Credit history: It’s very unlikely that someone who has just started their career would have a credit profile. A lack of credit history or a poor credit score deters lenders from approving personal loan applications. This is due to the fact that a bad or low credit profile frequently indicates that the potential borrower is susceptible to defaulting in the future. By choosing a credit card and making sure to pay off your balance in whole and on time, you can establish a credit profile. Your credit profile will be created over time as you pay off all outstanding debts, which could increase your chances of getting a personal loan at a reasonable interest rate. 

There are many benefits to having a solid credit history, such as it may potentially qualify you for an immediate personal loan. Instant personal loans are preapproved in nature and disbursed the same day as the application is submitted, in contrast to traditional personal loans, which are disbursed in two to seven days.
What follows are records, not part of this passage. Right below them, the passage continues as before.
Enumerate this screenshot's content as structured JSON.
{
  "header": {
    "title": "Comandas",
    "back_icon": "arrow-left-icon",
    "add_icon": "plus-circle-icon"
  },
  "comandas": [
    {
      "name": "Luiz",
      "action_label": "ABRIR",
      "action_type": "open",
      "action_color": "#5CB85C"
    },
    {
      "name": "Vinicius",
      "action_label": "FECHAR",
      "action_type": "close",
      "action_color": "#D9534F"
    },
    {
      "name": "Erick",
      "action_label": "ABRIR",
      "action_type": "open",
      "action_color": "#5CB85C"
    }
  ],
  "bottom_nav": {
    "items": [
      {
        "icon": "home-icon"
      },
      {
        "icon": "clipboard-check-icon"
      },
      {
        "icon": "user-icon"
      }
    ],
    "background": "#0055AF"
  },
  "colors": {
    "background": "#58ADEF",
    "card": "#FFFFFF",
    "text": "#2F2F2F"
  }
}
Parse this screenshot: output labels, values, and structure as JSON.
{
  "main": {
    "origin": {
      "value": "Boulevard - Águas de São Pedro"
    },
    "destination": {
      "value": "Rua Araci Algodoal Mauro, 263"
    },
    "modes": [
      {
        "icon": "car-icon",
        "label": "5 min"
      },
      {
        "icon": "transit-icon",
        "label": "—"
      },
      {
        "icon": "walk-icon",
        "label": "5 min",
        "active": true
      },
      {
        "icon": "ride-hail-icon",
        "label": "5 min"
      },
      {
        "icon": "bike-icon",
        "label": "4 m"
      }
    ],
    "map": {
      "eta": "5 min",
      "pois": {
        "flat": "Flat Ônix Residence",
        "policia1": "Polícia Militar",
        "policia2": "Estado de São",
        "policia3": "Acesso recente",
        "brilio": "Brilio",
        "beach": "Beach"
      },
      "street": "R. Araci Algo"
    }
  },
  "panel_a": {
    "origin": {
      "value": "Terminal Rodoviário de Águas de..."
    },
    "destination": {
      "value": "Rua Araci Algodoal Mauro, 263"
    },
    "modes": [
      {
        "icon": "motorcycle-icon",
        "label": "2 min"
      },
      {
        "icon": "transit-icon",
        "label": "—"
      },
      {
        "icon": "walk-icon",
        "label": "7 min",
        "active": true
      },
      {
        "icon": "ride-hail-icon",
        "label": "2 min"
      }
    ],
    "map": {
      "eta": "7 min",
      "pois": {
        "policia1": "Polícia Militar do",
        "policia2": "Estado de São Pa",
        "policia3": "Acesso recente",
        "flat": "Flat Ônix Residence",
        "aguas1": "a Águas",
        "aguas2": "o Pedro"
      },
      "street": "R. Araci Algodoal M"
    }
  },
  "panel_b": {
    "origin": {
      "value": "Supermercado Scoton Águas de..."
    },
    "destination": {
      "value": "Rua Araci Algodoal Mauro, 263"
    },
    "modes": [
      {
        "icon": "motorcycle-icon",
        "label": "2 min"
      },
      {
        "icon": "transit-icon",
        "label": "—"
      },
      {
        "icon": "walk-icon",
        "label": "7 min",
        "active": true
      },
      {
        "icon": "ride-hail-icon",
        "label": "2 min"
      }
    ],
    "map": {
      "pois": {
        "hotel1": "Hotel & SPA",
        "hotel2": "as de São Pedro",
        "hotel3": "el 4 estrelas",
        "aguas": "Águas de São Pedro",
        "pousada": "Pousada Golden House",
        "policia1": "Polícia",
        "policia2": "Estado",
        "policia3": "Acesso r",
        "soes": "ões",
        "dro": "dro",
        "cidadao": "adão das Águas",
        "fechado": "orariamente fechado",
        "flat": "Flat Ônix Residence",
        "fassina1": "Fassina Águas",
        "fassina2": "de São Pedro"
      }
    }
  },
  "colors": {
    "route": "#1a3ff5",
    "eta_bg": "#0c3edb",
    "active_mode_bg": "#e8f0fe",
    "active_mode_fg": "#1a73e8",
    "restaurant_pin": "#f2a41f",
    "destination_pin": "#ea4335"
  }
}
Employment history: Your employment history is the third crucial factor in determining your eligibility for a personal loan. They look at how frequently you’ve changed jobs in the past and for how long you have been in a particular job. Lenders may not want to lend to you if you have changed your job quite frequently in a short period of time. This is because the likelihood of defaulting in the future is thought to be higher as they view frequent job changes as an indication of financial instability. If you have been employed steadily by the same employer for a long time, they might only lend to you.

How does your eligibility depend on your age?

The age restriction for personal loans and loan eligibility are thought to be inversely related. The younger you are, the more likely it is that the loan-sanctioning process will go smoothly but might not always be the case, though. Let’s examine three aspects of personal loans where an applicant’s age is crucial.

Age and Loan Tenure: The loan term for personal loans typically ranges from a minimum of 1 year to a maximum of 5 years. In comparison to an older applicant, a younger applicant is thought to have more career and income options. As a result, if you are in your 20s rather than your 50s, you are more likely to qualify for a personal loan with a longer term. The loan’s term may also be extended in the case of a younger applicant which is not the case for older applicants. 

Loan Amount and Age: Similar to tenure, the age element also influences the loan amount that is accepted. In comparison to an older applicant, a younger applicant with a similar profile may authorized for a larger loan amount.

Interest Rate and Age: The interest rate that the lender offers is somewhat influenced by the applicant’s age. A few important elements, such as credit score, income, etc., determine the interest rate that is offered. A very young applicant may not have a decent income since they may be new to their employment or may not have a good credit score due to a lack of credit history, both of which could have a negative effect on the interest rate that is offered. Those with 5 to 10 years of job experience, on the other hand, are known to have a solid credit history, which might work to their advantage when negotiating interest rates.


Age should undoubtedly not be a barrier to embracing life to the fullest. Even the investors and financial counsellors learned through time that the fundamental idea that as you age, you should minimise risk was false. Age is just one of many variables that influence a person’s willingness to take risks. In general, lenders tend to steer clear of lending to people who are nearing their retirement age even if they have good check my credit score. It is because lenders favour borrowers who have a consistent source of income as they will be able to repay the loan when compared with someone who is about to retire or already has retired.